Em meados do século passado (meu Deus do céu, jamais pensei que iria
escrever isto referindo-me a mim mesmo, esta vida é cruel), não havia
televisão na Bahia, onde eu morava. Quando chegou, por volta do fim
da década de 50, também não existia videoteipe. Esse avanço foi mais
tarde comemorado pelo único canal que tínhamos, com a visita de
estrelas do Rio e de São Paulo e outras maravilhas. Entre estas, a
possibilidade de ver jogos de futebol inteiros, com uma qualidade de
imagem deslumbrante para a época.
Desenvolveu-se então um tipo de torcedor muito peculiar. Pelo rádio e
pelo noticiário da própria TV, a baianada já podia saber dos
resultados dos jogos realizados à tarde no Sul do país (lá, Rio e São
Paulo são Sul do país) e mostrados à noite em Salvador. Mas havia
gente, como meu pai, por exemplo, torcedor do América, depois
flamenguista e simpatizante fervoroso de qualquer time que estivesse
bem no Campeonato Paulista, que se isolava do mundo nos dias de jogo.

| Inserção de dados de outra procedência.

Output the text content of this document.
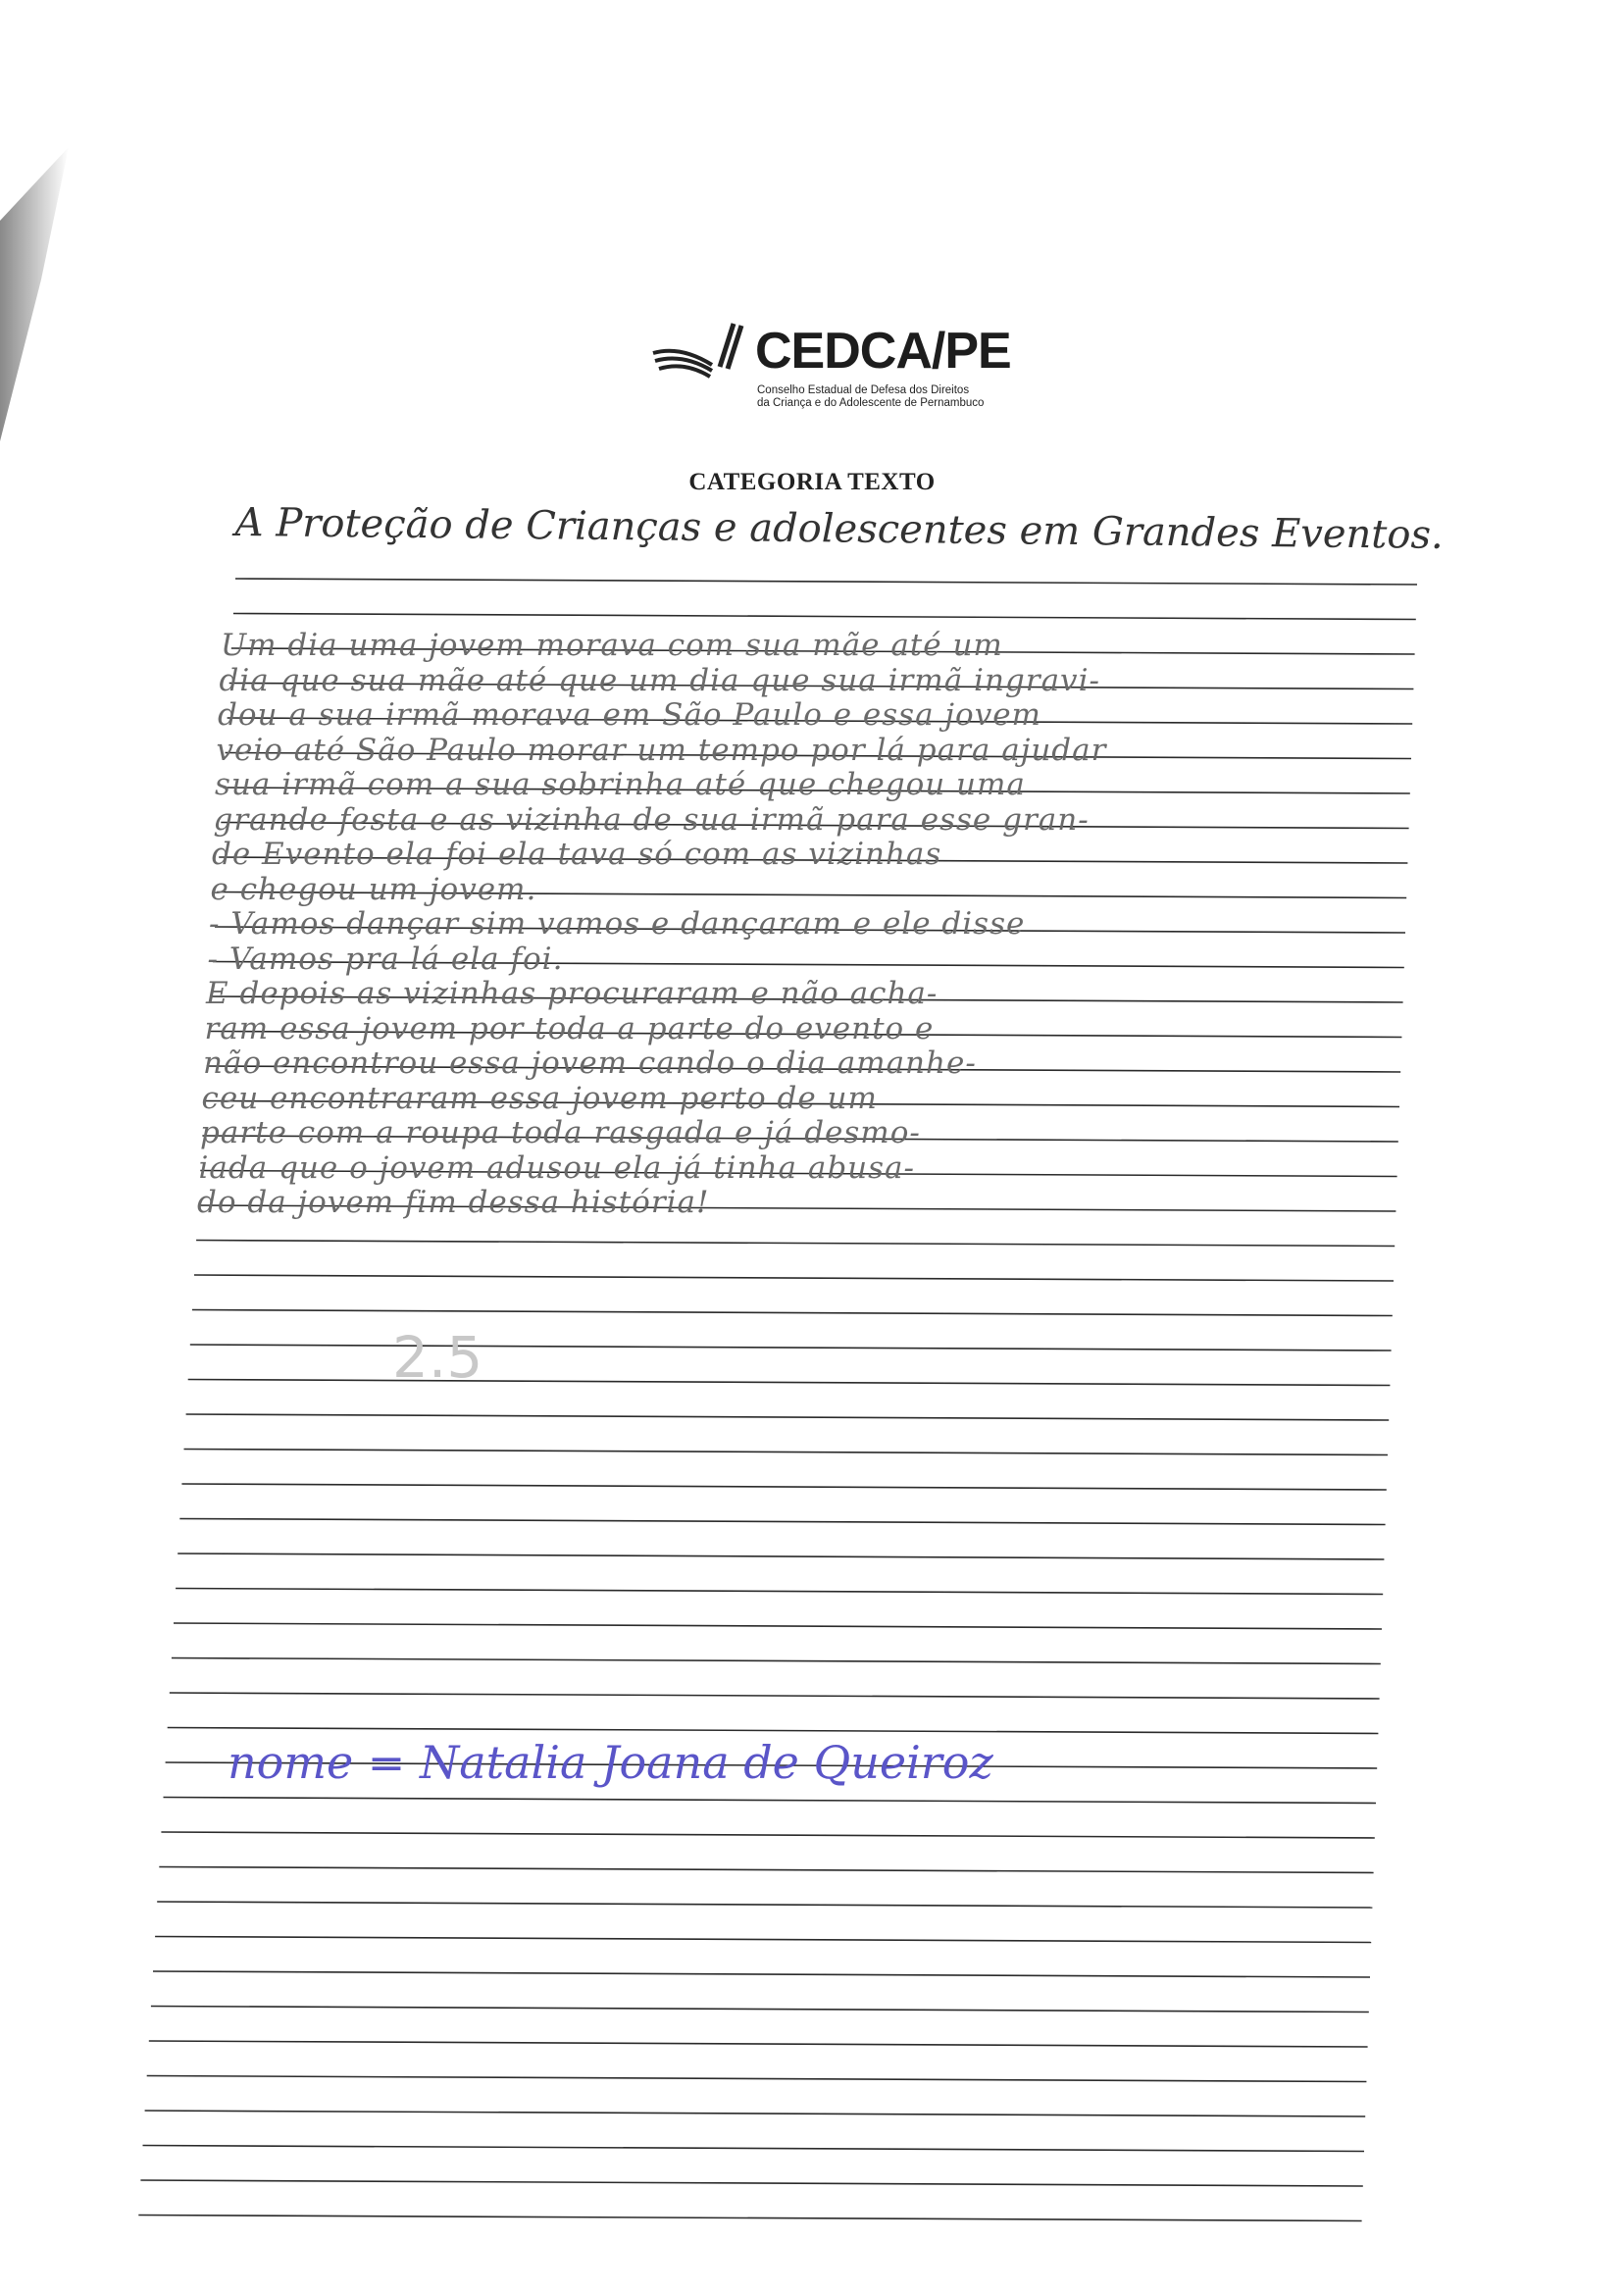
CEDCA/PE
Conselho Estadual de Defesa dos Direitos
da Criança e do Adolescente de Pernambuco
CATEGORIA TEXTO
A Proteção de Crianças e adolescentes em Grandes Eventos.
Um dia uma jovem morava com sua mãe até um
dia que sua mãe até que um dia que sua irmã ingravi-
dou a sua irmã morava em São Paulo e essa jovem
veio até São Paulo morar um tempo por lá para ajudar
sua irmã com a sua sobrinha até que chegou uma
grande festa e as vizinha de sua irmã para esse gran-
de Evento ela foi ela tava só com as vizinhas
e chegou um jovem.
- Vamos dançar sim vamos e dançaram e ele disse
- Vamos pra lá ela foi.
E depois as vizinhas procuraram e não acha-
ram essa jovem por toda a parte do evento e
não encontrou essa jovem cando o dia amanhe-
ceu encontraram essa jovem perto de um
parte com a roupa toda rasgada e já desmo-
iada que o jovem adusou ela já tinha abusa-
do da jovem fim dessa história!
2.5
nome = Natalia Joana de Queiroz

Recusava-se terminantemente a saber dos resultados dos jogos e torcia
assistindo aos teipes, como se estivesse no que hoje se chama de
tempo real. Quando alguém se atrevia a tentar contar-lhe o placar já
sacramentado, ele dava um esbregue, tapava os ouvidos e se retirava
do recinto.
Acho que ele acreditava mesmo que o resultado pudesse mudar durante a
exibição do teipe e eu mesmo, vascaíno e corintiano, cheguei a de vez
em quando adotar essa prática. Neste mundo cada vez mais prenhe de
incertezas, não estou tão seguro assim de que nossa torcida não
funcionasse, pelo menos volta e meia. Suspeito que pelo menos uns
dois ou três grandes jogos tiveram resultados diferentes por causa de
nossa torcida eletrônica. De qualquer forma, tinha lá sua emoção
assistir ao teipe sem conhecer o placar.
Não vão passar aqui teipe nenhum de Portugal contra a Alemanha, mas
me vieram saudades dos velhos tempos baianos. Como já me disseram, a
maioria dos brasileiros estará torcendo por Portugal. E eu, neto de
português, sobrinho de português, pai de português e primo de
portugueses, não podia ser exceção. Até porque, entre as minhas não
tão corretas previsões, estava a de que tungariam Portugal, o que de
fato aconteceu. O pênalti a favor da França foi altamente duvidoso. E
o outro, não marcado, a favor de Portugal, foi mais do que óbvio. Um
francês empurrou claramente pelas costas o atacante português que ia
cabecear para o gol, em ótimas condições de marcar. Vi com estes
olhos que a terra há de comer e ninguém me fará mudar de idéia. Meu
coração estará com Chico, orgulho de Portugal e proprietário do
boteco onde eu estaria, se me encontrasse no Rio. Posso quebrar a
cara novamente, mas que tal uns 2 a 1 para Portugal, valoroso time,
com futebol e amor à camisa? Acho que vou pedir a um amigo alemão que
grave o jogo, para eu resolver tudo no teipe.